My argument that it was Anglicized didn't hold water with him, but my point that Korean last names also suffer the same sort of pronunciation confusion (Park and Pak are the same name in Korean, for instance, and the name Pak can rhyme with "sack" or "sock," depending on how you say it) mollified him a bit. But not enough for him to stop insisting that it was better to pronounce "Wang" differently from how I pronounce it. And that annoyed the shit out of me. Especially since this conversation went on for far longer than I thought necessary.
I didn't tell him I was annoyed, but after a while I just stopped engaging. It took a while for him to change the subject, and a while longer for me to warm back up. By the end of the conversation things were pretty much back to normal, but that moment of realization that he was no longer 100 percent adorable shook me. I wondered if that was how R. felt with me -- bored with the conversation at hand, no longer engaged, not feeling attracted.
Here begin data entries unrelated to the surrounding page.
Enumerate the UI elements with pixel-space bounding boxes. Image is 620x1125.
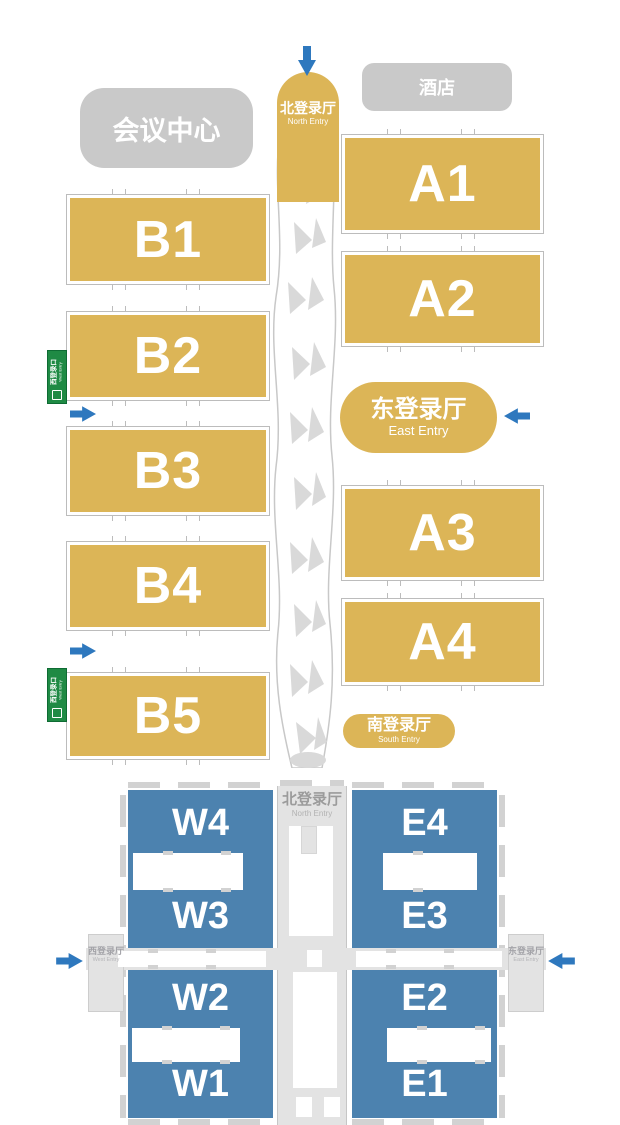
gate-sign-b2: 西登录口 West Entry (47, 350, 67, 404)
hotel-label: 酒店 (419, 74, 455, 100)
hall-a4-label: A4 (408, 612, 476, 672)
hall-b2-label: B2 (134, 326, 202, 386)
hall-e4-label: E4 (352, 804, 497, 842)
hall-b4: B4 (70, 545, 266, 627)
east-entry-lower-zh: 东登录厅 (502, 947, 550, 957)
hall-gap (387, 1028, 491, 1062)
hall-b5-label: B5 (134, 686, 202, 746)
hall-b2: B2 (70, 315, 266, 397)
hall-gap (132, 1028, 240, 1062)
edge-trim (128, 1119, 273, 1125)
hall-a1: A1 (345, 138, 540, 230)
lower-north-entry: 北登录厅 North Entry (277, 791, 347, 819)
hotel-building: 酒店 (362, 63, 512, 111)
hall-a4: A4 (345, 602, 540, 682)
edge-trim (128, 782, 273, 788)
north-entry-hall: 北登录厅 North Entry (277, 72, 339, 202)
hall-b3-label: B3 (134, 441, 202, 501)
corridor-void (296, 1097, 312, 1117)
gate-sign-b2-en: West Entry (58, 359, 62, 385)
gate-pictogram-icon (52, 390, 62, 400)
east-entry-label-en: East Entry (389, 423, 449, 439)
gate-sign-b5: 西登录口 West Entry (47, 668, 67, 722)
lower-north-entry-zh: 北登录厅 (277, 791, 347, 809)
gate-sign-b5-en: West Entry (58, 677, 62, 703)
hall-b3: B3 (70, 430, 266, 512)
venue-floor-plan: 北登录厅 North Entry 酒店 会议中心 A1 A2 A3 A4 B1 … (0, 0, 620, 1125)
hall-a1-label: A1 (408, 154, 476, 214)
hall-w4-label: W4 (128, 804, 273, 842)
north-entry-label-zh: 北登录厅 (277, 100, 339, 117)
west-entry-en: West Entry (82, 957, 130, 964)
north-entry-label-en: North Entry (277, 117, 339, 127)
corridor-void (118, 951, 266, 967)
hall-a2-label: A2 (408, 269, 476, 329)
central-corridor-art (264, 132, 348, 768)
hall-gap (383, 853, 477, 890)
hall-b1: B1 (70, 198, 266, 281)
hall-b5: B5 (70, 676, 266, 756)
hall-a3-label: A3 (408, 503, 476, 563)
south-entry-label-en: South Entry (378, 735, 420, 745)
edge-trim (352, 1119, 497, 1125)
corridor-void (293, 972, 337, 1088)
south-entry-hall: 南登录厅 South Entry (343, 714, 455, 748)
hall-e2-label: E2 (352, 979, 497, 1017)
west-gate-arrow-right-icon-1 (70, 406, 96, 422)
hall-w1-label: W1 (128, 1065, 273, 1103)
edge-trim (352, 782, 497, 788)
corridor-notch (301, 826, 317, 854)
corridor-void (324, 1097, 340, 1117)
hall-b1-label: B1 (134, 210, 202, 270)
hall-a2: A2 (345, 255, 540, 343)
corridor-void (307, 950, 322, 967)
hall-e3-label: E3 (352, 897, 497, 935)
west-entry-zh: 西登录厅 (82, 947, 130, 957)
east-entry-hall-upper: 东登录厅 East Entry (340, 382, 497, 453)
hall-e1-label: E1 (352, 1065, 497, 1103)
south-entry-label-zh: 南登录厅 (367, 717, 431, 735)
conference-center-building: 会议中心 (80, 88, 253, 168)
gate-pictogram-icon (52, 708, 62, 718)
west-entry-arrow-right-icon (56, 953, 83, 969)
east-entry-arrow-left-icon (548, 953, 575, 969)
hall-a3: A3 (345, 489, 540, 577)
hall-w2-label: W2 (128, 979, 273, 1017)
east-entry-arrow-left-icon (504, 408, 530, 424)
hall-w3-label: W3 (128, 897, 273, 935)
hall-b4-label: B4 (134, 556, 202, 616)
north-entry-arrow-down-icon (296, 46, 318, 76)
east-entry-labels: 东登录厅 East Entry (502, 947, 550, 963)
corridor-void (356, 951, 502, 967)
conference-center-label: 会议中心 (113, 109, 221, 148)
lower-north-entry-en: North Entry (277, 809, 347, 819)
east-entry-lower-en: East Entry (502, 957, 550, 964)
west-gate-arrow-right-icon-2 (70, 643, 96, 659)
hall-gap (133, 853, 243, 890)
east-entry-label-zh: 东登录厅 (371, 397, 467, 423)
west-entry-labels: 西登录厅 West Entry (82, 947, 130, 963)
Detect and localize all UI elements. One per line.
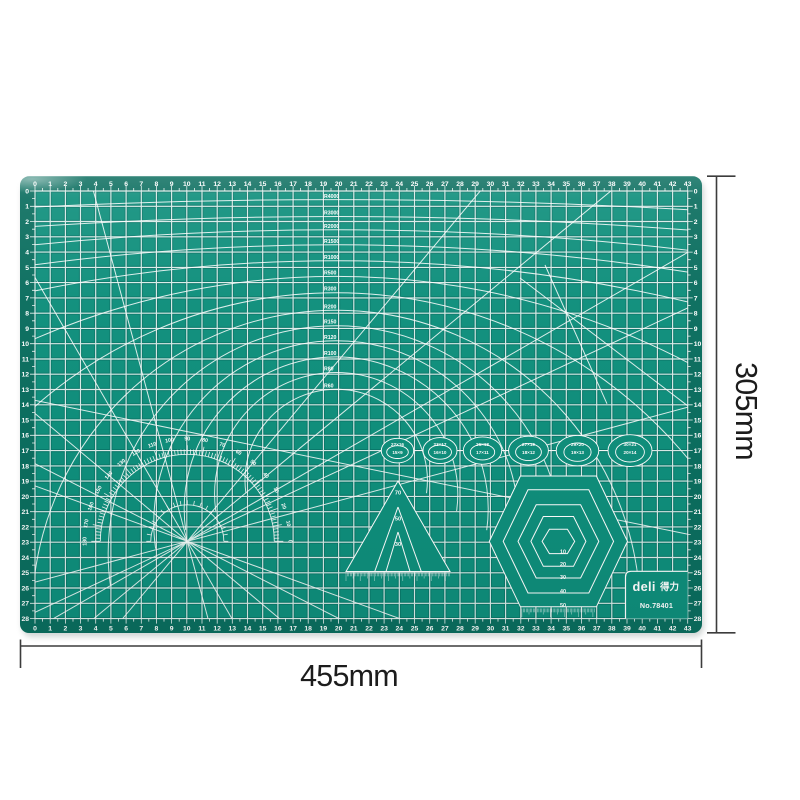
svg-text:305mm: 305mm (729, 362, 763, 460)
svg-text:455mm: 455mm (300, 659, 398, 693)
I'm not sure what any of this means. Maybe it means that we'll come to hate each other after a while. Or maybe it means that we're normal, imperfect people, getting to know each others' quirks and pet peeves. The thing is, I was on such a high last night before we spoke on the phone. He came to see me before I went in to see "Harry Potter" with some old work friends. He joined us for drinks at a bar next to the theater, and then while my friends went to pick up our tickets, he and I went off to a corner to steal some kisses. And it was lovely. I told him that I'd missed him, and he hugged me and said, "I'm right here. I'm not going anywhere." I had trouble concentrating on the movie, because I kept thinking about Actor Guy.
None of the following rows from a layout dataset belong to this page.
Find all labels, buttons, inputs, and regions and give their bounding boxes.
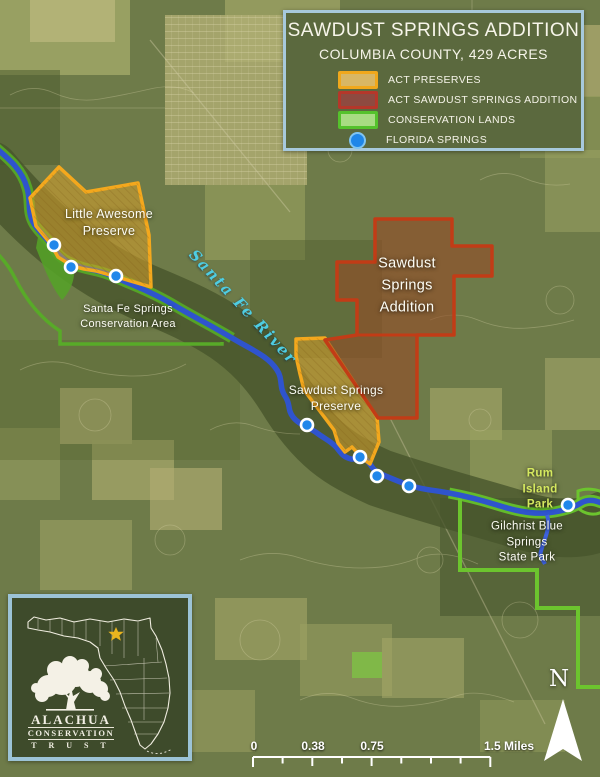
legend-row-florida-springs: FLORIDA SPRINGS	[286, 130, 581, 150]
title-legend-panel: SAWDUST SPRINGS ADDITION COLUMBIA COUNTY…	[283, 10, 584, 151]
inset-locator: ALACHUA CONSERVATION T R U S T	[8, 594, 192, 761]
spring-dot	[562, 499, 574, 511]
legend-row-act-preserves: ACT PRESERVES	[286, 70, 581, 90]
north-arrow-icon	[540, 697, 586, 767]
act-preserves-swatch	[338, 71, 378, 89]
map-subtitle: COLUMBIA COUNTY, 429 ACRES	[286, 46, 581, 62]
north-arrow-label: N	[544, 666, 574, 692]
florida-springs-dot-icon	[349, 132, 366, 149]
act-oak-tree-icon	[31, 656, 110, 711]
act-logo-line3: T R U S T	[14, 741, 128, 750]
scale-label-15miles: 1.5 Miles	[484, 739, 534, 753]
spring-dot	[403, 480, 415, 492]
spring-dot	[110, 270, 122, 282]
map-title: SAWDUST SPRINGS ADDITION	[286, 20, 581, 42]
legend-row-act-addition: ACT SAWDUST SPRINGS ADDITION	[286, 90, 581, 110]
conservation-lands-swatch	[338, 111, 378, 129]
legend: ACT PRESERVES ACT SAWDUST SPRINGS ADDITI…	[286, 70, 581, 150]
scale-label-075: 0.75	[360, 739, 383, 753]
act-logo-line1: ALACHUA	[14, 712, 128, 728]
spring-dot	[65, 261, 77, 273]
spring-dot	[371, 470, 383, 482]
map-canvas: Little Awesome Preserve Santa Fe Springs…	[0, 0, 600, 777]
logo-divider	[28, 739, 114, 740]
legend-row-conservation-lands: CONSERVATION LANDS	[286, 110, 581, 130]
location-star-icon	[108, 627, 123, 641]
scale-label-0: 0	[251, 739, 258, 753]
spring-dot	[354, 451, 366, 463]
act-addition-swatch	[338, 91, 378, 109]
spring-dot	[301, 419, 313, 431]
scale-bar	[250, 753, 495, 769]
scale-label-038: 0.38	[301, 739, 324, 753]
act-logo-line2: CONSERVATION	[14, 728, 128, 738]
spring-dot	[48, 239, 60, 251]
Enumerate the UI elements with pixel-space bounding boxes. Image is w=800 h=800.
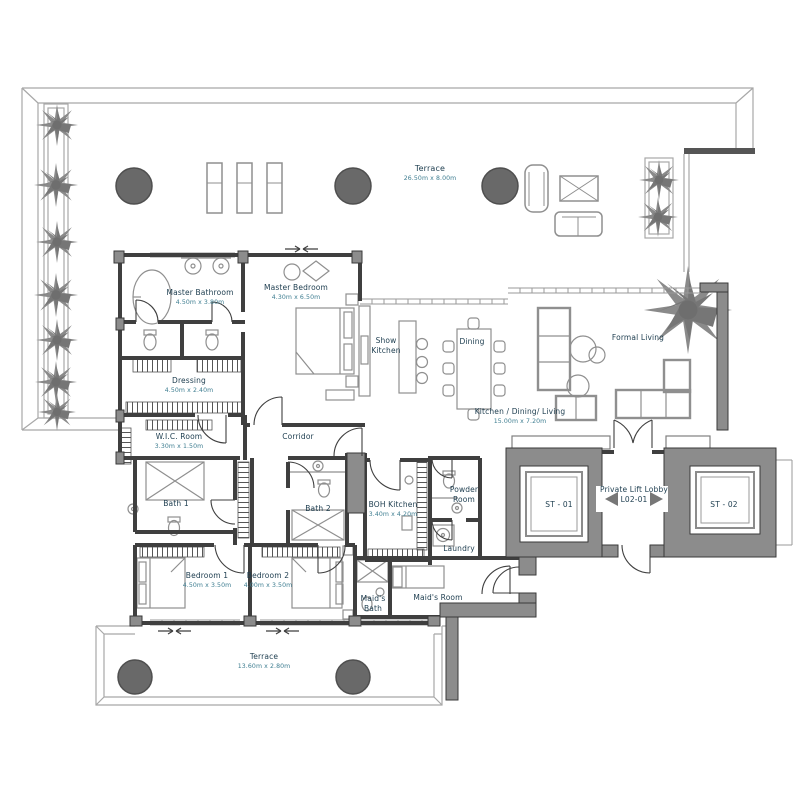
floor-plan-drawing — [0, 0, 800, 800]
sliding-door-arrows — [158, 246, 318, 634]
palm-plants — [34, 104, 732, 431]
furniture — [128, 258, 710, 619]
lobby-direction-arrows — [605, 492, 663, 506]
terrace-rail-bar — [684, 148, 755, 154]
outdoor-furniture — [207, 163, 602, 236]
floor-plan: Terrace26.50m x 8.00m Master Bathroom4.5… — [0, 0, 800, 800]
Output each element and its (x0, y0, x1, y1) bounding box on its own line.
He told me to call him after the movie because he wanted to know what I thought of it, and I did. And that's when the bloom came off. If I think about the part where he came to see me, I can still feel that happy "weak-in-the-knees" feeling. If I think about our phone conversation afterward, I feel kind of put-out and "meh." Is that good? Is that normal? Is it bad? I'm having a freak-out of a different sort now.